Durch die Corona-Pandemie und das Inkrafttreten der MDR und IVDR im Mai 2021 bzw. Mai 2022 ist die Bedeutung digitaler Medizinprodukte noch einmal gestiegen. Das dadurch erhöhte Datenvolumen wird auch in Zukunft noch mehr zu Zielscheibe von Cyberangriffen werden. Betroffene Unternehmen sollten sich daher mit dem vielschichtigen Regelungssystem zu IT-Sicherheitsanforderungen für Medizinprodukte, sowohl auf nationaler, als auch auf europäischer Ebene vertraut machen und aktuelle Entwicklungen bei IT-Sicherheitsstandards aufmerksam verfolgen.

[1] https://arstechnica.com/information-technology/2018/08/lack-of-encryption-makes-hacks-on-life-saving-pacemakers-shockingly-easy/.

[2] https://www.medtechdive.com/news/coronavirus-chaos-ripe-for-hackers-to-exploit-medical-device-vulnerabilitie/575717/ .

[3] Martini/Kemper, International Cybersecurity Law Review 2022, 3: 191 (210).

[4] Martini/Kemper, International Cybersecurity Law Review 2022, 3: 191 (200).

[5] Mester, in: Taeger/Gabel, DSGVO – BDSG – TTDSG, Art. 9 Rn. 15.

[6] Guidance on Qualification and Classification of Software in Regulation (EU) 2017/745 – MDR and Regulation (EU) 2017/746 – IVDR, October 2019, S. 6, abrufbar unter: https://ec.europa.eu/docsroom/documents/37581.

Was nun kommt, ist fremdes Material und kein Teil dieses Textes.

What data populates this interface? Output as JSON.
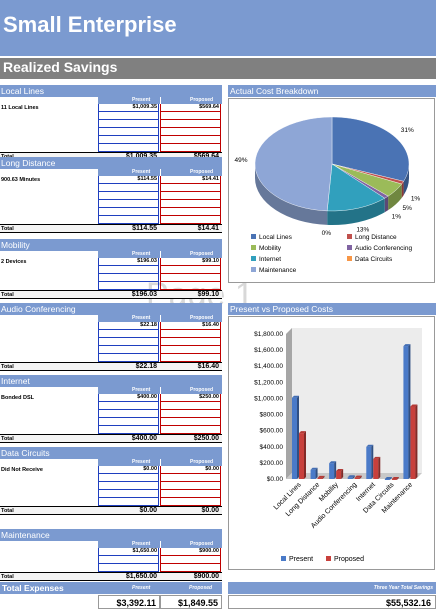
{
  "header": {
    "title": "Small Enterprise",
    "subtitle": "Realized Savings"
  },
  "watermark": "Page 1",
  "col_present": "Present",
  "col_proposed": "Proposed",
  "total_label": "Total",
  "sections": [
    {
      "title": "Local Lines",
      "rows": [
        {
          "name": "11 Local Lines",
          "present": "$1,009.35",
          "proposed": "$569.64"
        },
        {
          "name": "",
          "present": "",
          "proposed": ""
        },
        {
          "name": "",
          "present": "",
          "proposed": ""
        },
        {
          "name": "",
          "present": "",
          "proposed": ""
        },
        {
          "name": "",
          "present": "",
          "proposed": ""
        },
        {
          "name": "",
          "present": "",
          "proposed": ""
        }
      ],
      "total_present": "$1,009.35",
      "total_proposed": "$569.64"
    },
    {
      "title": "Long Distance",
      "rows": [
        {
          "name": "900.63 Minutes",
          "present": "$114.55",
          "proposed": "$14.41"
        },
        {
          "name": "",
          "present": "",
          "proposed": ""
        },
        {
          "name": "",
          "present": "",
          "proposed": ""
        },
        {
          "name": "",
          "present": "",
          "proposed": ""
        },
        {
          "name": "",
          "present": "",
          "proposed": ""
        },
        {
          "name": "",
          "present": "",
          "proposed": ""
        }
      ],
      "total_present": "$114.55",
      "total_proposed": "$14.41"
    },
    {
      "title": "Mobility",
      "rows": [
        {
          "name": "2 Devices",
          "present": "$196.03",
          "proposed": "$99.10"
        },
        {
          "name": "",
          "present": "",
          "proposed": ""
        },
        {
          "name": "",
          "present": "",
          "proposed": ""
        },
        {
          "name": "",
          "present": "",
          "proposed": ""
        }
      ],
      "total_present": "$196.03",
      "total_proposed": "$99.10"
    },
    {
      "title": "Audio Conferencing",
      "rows": [
        {
          "name": "",
          "present": "$22.18",
          "proposed": "$16.40"
        },
        {
          "name": "",
          "present": "",
          "proposed": ""
        },
        {
          "name": "",
          "present": "",
          "proposed": ""
        },
        {
          "name": "",
          "present": "",
          "proposed": ""
        },
        {
          "name": "",
          "present": "",
          "proposed": ""
        }
      ],
      "total_present": "$22.18",
      "total_proposed": "$16.40"
    },
    {
      "title": "Internet",
      "rows": [
        {
          "name": "Bonded DSL",
          "present": "$400.00",
          "proposed": "$250.00"
        },
        {
          "name": "",
          "present": "",
          "proposed": ""
        },
        {
          "name": "",
          "present": "",
          "proposed": ""
        },
        {
          "name": "",
          "present": "",
          "proposed": ""
        },
        {
          "name": "",
          "present": "",
          "proposed": ""
        }
      ],
      "total_present": "$400.00",
      "total_proposed": "$250.00"
    },
    {
      "title": "Data Circuits",
      "rows": [
        {
          "name": "Did Not Receive",
          "present": "$0.00",
          "proposed": "$0.00"
        },
        {
          "name": "",
          "present": "",
          "proposed": ""
        },
        {
          "name": "",
          "present": "",
          "proposed": ""
        },
        {
          "name": "",
          "present": "",
          "proposed": ""
        },
        {
          "name": "",
          "present": "",
          "proposed": ""
        }
      ],
      "total_present": "$0.00",
      "total_proposed": "$0.00"
    },
    {
      "title": "Maintenance",
      "rows": [
        {
          "name": "",
          "present": "$1,650.00",
          "proposed": "$900.00"
        },
        {
          "name": "",
          "present": "",
          "proposed": ""
        },
        {
          "name": "",
          "present": "",
          "proposed": ""
        }
      ],
      "total_present": "$1,650.00",
      "total_proposed": "$900.00"
    }
  ],
  "total_expenses": {
    "title": "Total Expenses",
    "present": "$3,392.11",
    "proposed": "$1,849.55"
  },
  "three_year": {
    "label": "Three Year Total Savings",
    "value": "$55,532.16"
  },
  "colors": {
    "header_blue": "#7b9ad0",
    "subbar_gray": "#808080",
    "present_blue": "#4a7ac8",
    "proposed_red": "#c8403c"
  },
  "chart_data": [
    {
      "type": "pie",
      "title": "Actual Cost Breakdown",
      "categories": [
        "Local Lines",
        "Long Distance",
        "Mobility",
        "Audio Conferencing",
        "Internet",
        "Data Circuits",
        "Maintenance"
      ],
      "values": [
        31,
        1,
        5,
        1,
        13,
        0,
        49
      ],
      "labels": [
        "31%",
        "1%",
        "5%",
        "1%",
        "13%",
        "0%",
        "49%"
      ],
      "colors": [
        "#4a73b4",
        "#c0504d",
        "#9bbb59",
        "#8064a2",
        "#31a0bd",
        "#f79646",
        "#8ea6d6"
      ],
      "legend": "bottom"
    },
    {
      "type": "bar",
      "title": "Present vs Proposed Costs",
      "categories": [
        "Local Lines",
        "Long Distance",
        "Mobility",
        "Audio Conferencing",
        "Internet",
        "Data Circuits",
        "Maintenance"
      ],
      "series": [
        {
          "name": "Present",
          "values": [
            1009.35,
            114.55,
            196.03,
            22.18,
            400.0,
            0.0,
            1650.0
          ]
        },
        {
          "name": "Proposed",
          "values": [
            569.64,
            14.41,
            99.1,
            16.4,
            250.0,
            0.0,
            900.0
          ]
        }
      ],
      "yticks": [
        "$0.00",
        "$200.00",
        "$400.00",
        "$600.00",
        "$800.00",
        "$1,000.00",
        "$1,200.00",
        "$1,400.00",
        "$1,600.00",
        "$1,800.00"
      ],
      "ylim": [
        0,
        1800
      ],
      "legend": "bottom"
    }
  ]
}
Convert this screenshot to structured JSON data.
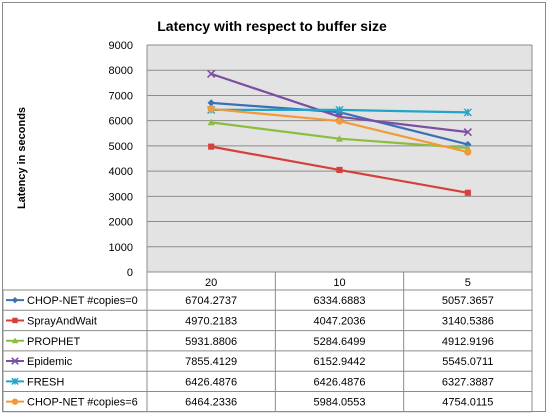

[7] Gassner, MPR 2021, 41 (42).

[8] Martini/Kemper, International Cybersecurity Law Review 2022, 3: 191 (219).

[9] Abrufbar unter: https://ec.europa.eu/docsroom/documents/41863.

[10] Abrufbar unter: https://www.bsi.bund.de/SharedDocs/Downloads/DE/BSI/DigitaleGesellschaft/ManiMed_Abschlussbericht.pdf?__blob=publicationFile&v=1.

[11] Schreiber/Gottwald, ZD 2020, 385, (386).

[12] Abrufbar unter: https://www.bsi.bund.de/DE/Themen/Unternehmen-und-Organisationen/Standards-und-Zertifizierung/Technische-Richtlinien/TR-nach-Thema-sortiert/tr03161/tr-03161.html.

[13] Tschammler, PharmR 2019, 509, (511).

[14] Sachs, in: Dieners, Handbuch Compliance im Gesundheitswesen, § 12, Rn. 134.